Sadly, we have been here before in recent education and labour market history. Within ICT and Computer Science the teaching shifted at the end of the twentieth century from Computer Science to how to use a computer instead. Programming and hardware skills were replaced with word processing; as a generation we lost our skills in coding. Due to industry demand and a skills shortage we have now seen how the syllabus is shifting back from ICT to Computing. Do we wish to be in the same situation fifteen years from now within the Arts and related subjects?

So, what can we do?

Perhaps the most straight forward message should be to encourage clients to “check their facts” and not believe the hype from any source; perhaps a useful life skill in itself. If they are exploring a career in STEM, they should check what is and isn’t possible and how much work is available, using more than one source of data. Not only in general terms but specifically for the areas which interests them. If considering the Arts, they should look at where the work is and isn’t (see our previous blog article “The dichotomy of data in career decisions”). For those with the ability and desire, they should look at where their skills in both can combine within STEAM (Science, Technology, Engineering, Arts and Maths) careers; as there are many quirky opportunities for this.

For the younger students in Year 8 or 9 choosing their options, we can discuss with them the reality of the labour market, and acknowledge the lack of complete data sets to aid their decisions (which is why they need to use more than one source of LMI to cross reference) and explain to them how careers evolve. They need to understand that jobs will change, there will be new ones and some old ones will decline. We must remember they are not expected to know what they wish to do at twelve or thirteen and that this is normal, when we look at developmental theories of guidance.

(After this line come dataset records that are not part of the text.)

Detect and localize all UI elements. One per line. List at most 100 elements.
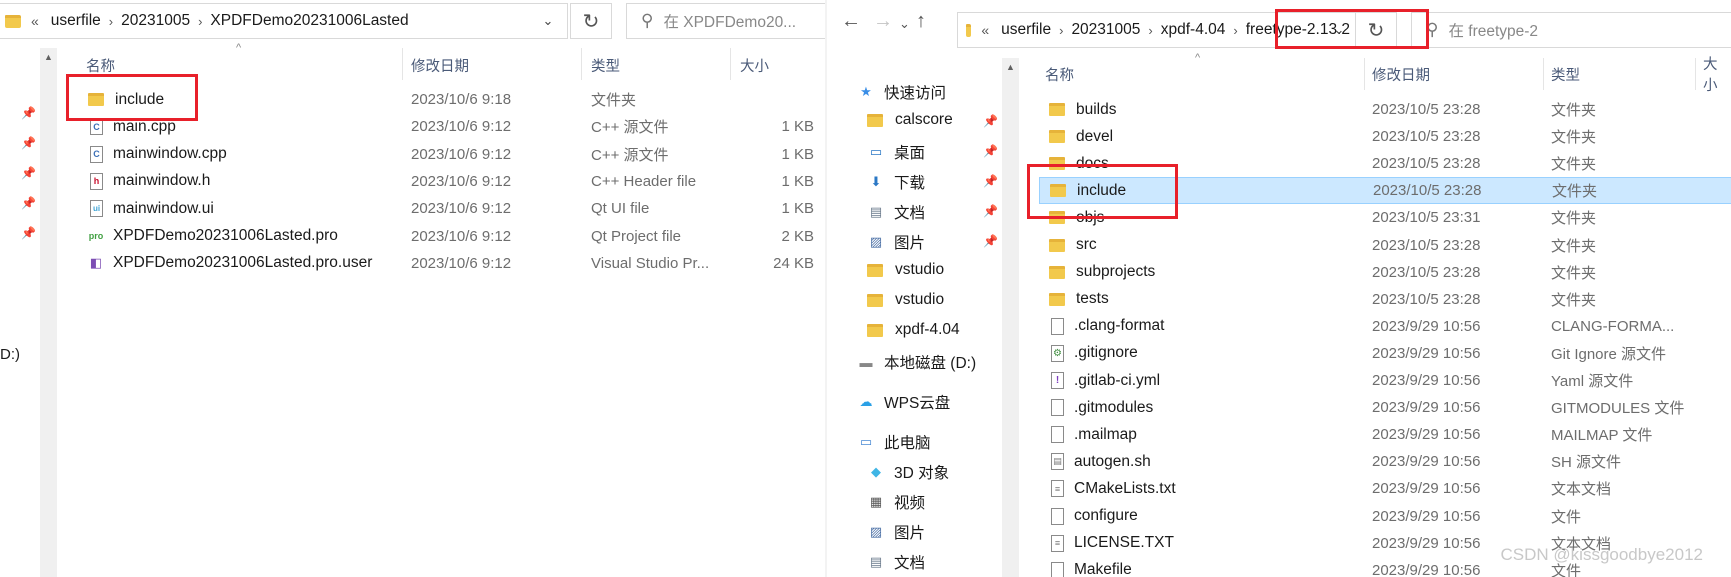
nav-item[interactable]: ▬ 本地磁盘 (D:) [857,351,977,373]
nav-item[interactable]: ☁ WPS云盘 [857,391,951,413]
file-name: .mailmap [1074,425,1137,443]
scroll-up-icon[interactable]: ▲ [1002,58,1019,75]
right-search-box[interactable]: ⚲ 在 freetype-2 [1411,12,1731,48]
pin-icon[interactable]: 📌 [21,166,36,180]
file-row[interactable]: .mailmap 2023/9/29 10:56 MAILMAP 文件 [1039,421,1731,448]
column-header-date[interactable]: 修改日期 [1372,59,1430,89]
header-file-icon: h [90,172,103,190]
file-name: XPDFDemo20231006Lasted.pro [113,227,338,244]
file-row[interactable]: builds 2023/10/5 23:28 文件夹 [1039,96,1731,123]
nav-item[interactable]: ▭ 此电脑 [857,431,931,453]
file-name: mainwindow.ui [113,199,214,217]
column-header-date[interactable]: 修改日期 [411,50,469,80]
up-button[interactable]: ↑ [916,10,926,33]
nav-item[interactable]: ▨ 图片 [867,521,925,543]
file-row[interactable]: tests 2023/10/5 23:28 文件夹 [1039,286,1731,313]
breadcrumb-separator-icon[interactable]: › [1146,23,1154,38]
nav-item[interactable]: ▤ 文档 [867,201,925,223]
pin-icon[interactable]: 📌 [21,136,36,150]
breadcrumb-item[interactable]: userfile [995,21,1057,39]
file-row[interactable]: ◧ XPDFDemo20231006Lasted.pro.user 2023/10/… [58,250,825,277]
nav-item[interactable]: ▨ 图片 [867,231,925,253]
column-divider[interactable] [1364,58,1365,90]
folder-icon [1049,238,1065,252]
column-divider[interactable] [1695,58,1696,90]
nav-item[interactable]: ◆ 3D 对象 [867,461,949,483]
pin-icon[interactable]: 📌 [21,106,36,120]
breadcrumb-overflow-icon[interactable]: « [977,22,995,38]
nav-item[interactable]: ★ 快速访问 [857,81,946,103]
folder-icon [867,293,883,307]
forward-button[interactable]: → [873,10,893,33]
column-header-name[interactable]: 名称 [1045,59,1074,89]
pin-icon[interactable]: 📌 [983,234,998,248]
nav-item[interactable]: xpdf-4.04 [867,321,960,339]
nav-item[interactable]: ▦ 视频 [867,491,925,513]
file-type: Git Ignore 源文件 [1551,345,1667,363]
breadcrumb-separator-icon[interactable]: › [1057,23,1065,38]
drive-label-fragment[interactable]: D:) [0,346,20,363]
file-date: 2023/10/6 9:12 [411,200,512,218]
scroll-up-icon[interactable]: ▲ [40,48,57,65]
column-header-size[interactable]: 大小 [1703,57,1731,94]
nav-item[interactable]: calscore [867,111,953,129]
left-search-box[interactable]: ⚲ 在 XPDFDemo20... [626,3,825,39]
nav-item-label: 桌面 [894,145,926,162]
file-type: 文件夹 [1551,129,1597,147]
file-row[interactable]: subprojects 2023/10/5 23:28 文件夹 [1039,259,1731,286]
right-nav-scrollbar[interactable]: ▲ [1002,58,1019,577]
nav-item[interactable]: vstudio [867,261,944,279]
pin-icon[interactable]: 📌 [983,114,998,128]
column-divider[interactable] [402,48,403,80]
nav-item[interactable]: ⬇ 下载 [867,171,925,193]
pin-icon[interactable]: 📌 [21,196,36,210]
nav-item[interactable]: ▤ 文档 [867,551,925,573]
column-divider[interactable] [581,48,582,80]
back-button[interactable]: ← [841,10,861,33]
file-row[interactable]: .clang-format 2023/9/29 10:56 CLANG-FORMA.… [1039,313,1731,340]
breadcrumb-item[interactable]: xpdf-4.04 [1155,21,1232,39]
left-address-bar[interactable]: « userfile › 20231005 › XPDFDemo20231006Last… [0,3,568,39]
file-row[interactable]: h mainwindow.h 2023/10/6 9:12 C++ Header fi… [58,168,825,195]
column-divider[interactable] [730,48,731,80]
breadcrumb-separator-icon[interactable]: › [107,14,115,29]
breadcrumb-overflow-icon[interactable]: « [27,13,45,29]
file-date: 2023/10/5 23:28 [1372,263,1481,281]
pin-icon[interactable]: 📌 [983,174,998,188]
column-header-type[interactable]: 类型 [1551,59,1580,89]
nav-item[interactable]: ▭ 桌面 [867,141,925,163]
file-row[interactable]: Cmainwindow.cpp 2023/10/6 9:12 C++ 源文件 1 KB [58,141,825,168]
file-row[interactable]: configure 2023/9/29 10:56 文件 [1039,503,1731,530]
pin-icon[interactable]: 📌 [983,204,998,218]
column-header-size[interactable]: 大小 [740,50,769,80]
breadcrumb-separator-icon[interactable]: › [1231,23,1239,38]
column-divider[interactable] [1543,58,1544,90]
address-dropdown-icon[interactable]: ⌄ [535,4,561,38]
breadcrumb-item[interactable]: XPDFDemo20231006Lasted [204,12,414,30]
file-row[interactable]: ⚙ .gitignore 2023/9/29 10:56 Git Ignore 源文件 [1039,340,1731,367]
file-row[interactable]: .gitmodules 2023/9/29 10:56 GITMODULES 文件 [1039,394,1731,421]
nav-item-label: 图片 [894,525,926,542]
recent-locations-button[interactable]: ⌄ [899,16,910,32]
left-nav-scrollbar[interactable]: ▲ [40,48,57,577]
file-name-cell: .gitmodules [1049,399,1153,417]
file-row[interactable]: pro XPDFDemo20231006Lasted.pro 2023/10/6 9… [58,223,825,250]
file-name-cell: .clang-format [1049,317,1164,335]
file-name: LICENSE.TXT [1074,534,1174,552]
pin-icon[interactable]: 📌 [21,226,36,240]
breadcrumb-item[interactable]: 20231005 [115,12,196,30]
refresh-button[interactable]: ↻ [570,3,612,39]
file-row[interactable]: src 2023/10/5 23:28 文件夹 [1039,232,1731,259]
file-row[interactable]: ≡ CMakeLists.txt 2023/9/29 10:56 文本文档 [1039,475,1731,502]
file-row[interactable]: devel 2023/10/5 23:28 文件夹 [1039,123,1731,150]
file-row[interactable]: ui mainwindow.ui 2023/10/6 9:12 Qt UI file 1… [58,195,825,222]
file-row[interactable]: ! .gitlab-ci.yml 2023/9/29 10:56 Yaml 源文件 [1039,367,1731,394]
breadcrumb-item[interactable]: userfile [45,12,107,30]
file-row[interactable]: ▤ autogen.sh 2023/9/29 10:56 SH 源文件 [1039,448,1731,475]
file-date: 2023/9/29 10:56 [1372,372,1481,389]
column-header-type[interactable]: 类型 [591,50,620,80]
breadcrumb-item[interactable]: 20231005 [1065,21,1146,39]
nav-item[interactable]: vstudio [867,291,944,309]
pin-icon[interactable]: 📌 [983,144,998,158]
breadcrumb-separator-icon[interactable]: › [196,14,204,29]
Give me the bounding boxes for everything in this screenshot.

We can also give them tools and concepts to help prepare them, such as discussing the benefits of selecting a wide range of option choices, and help them to undertake careers research to widen their understanding of what is out there and how the labour market is changing; this of course requires better access to high quality and reliable labour market information. We can also give them the facts regarding which subjects can be picked up later at A-level if not taken for GCSE (e.g. Business) and which can’t (e.g. MFL). This must sit alongside guidance with regards how some jobs require essential subjects.

As educationalists, we also have a duty to preface any message we give with the facts, to ensure it is balanced. Journalists are required to present both sides of any story, so should we, otherwise, it will be to the detriment of future generations. It is these messages which students pick up on in school; a throw away comment by a teacher can have huge consequences on the decisions that young people make. So let us make every comment count and be careful of the messages we send out to those in our care. We need to ensure they are balanced, informed and not one sided, based on pride or prejudice.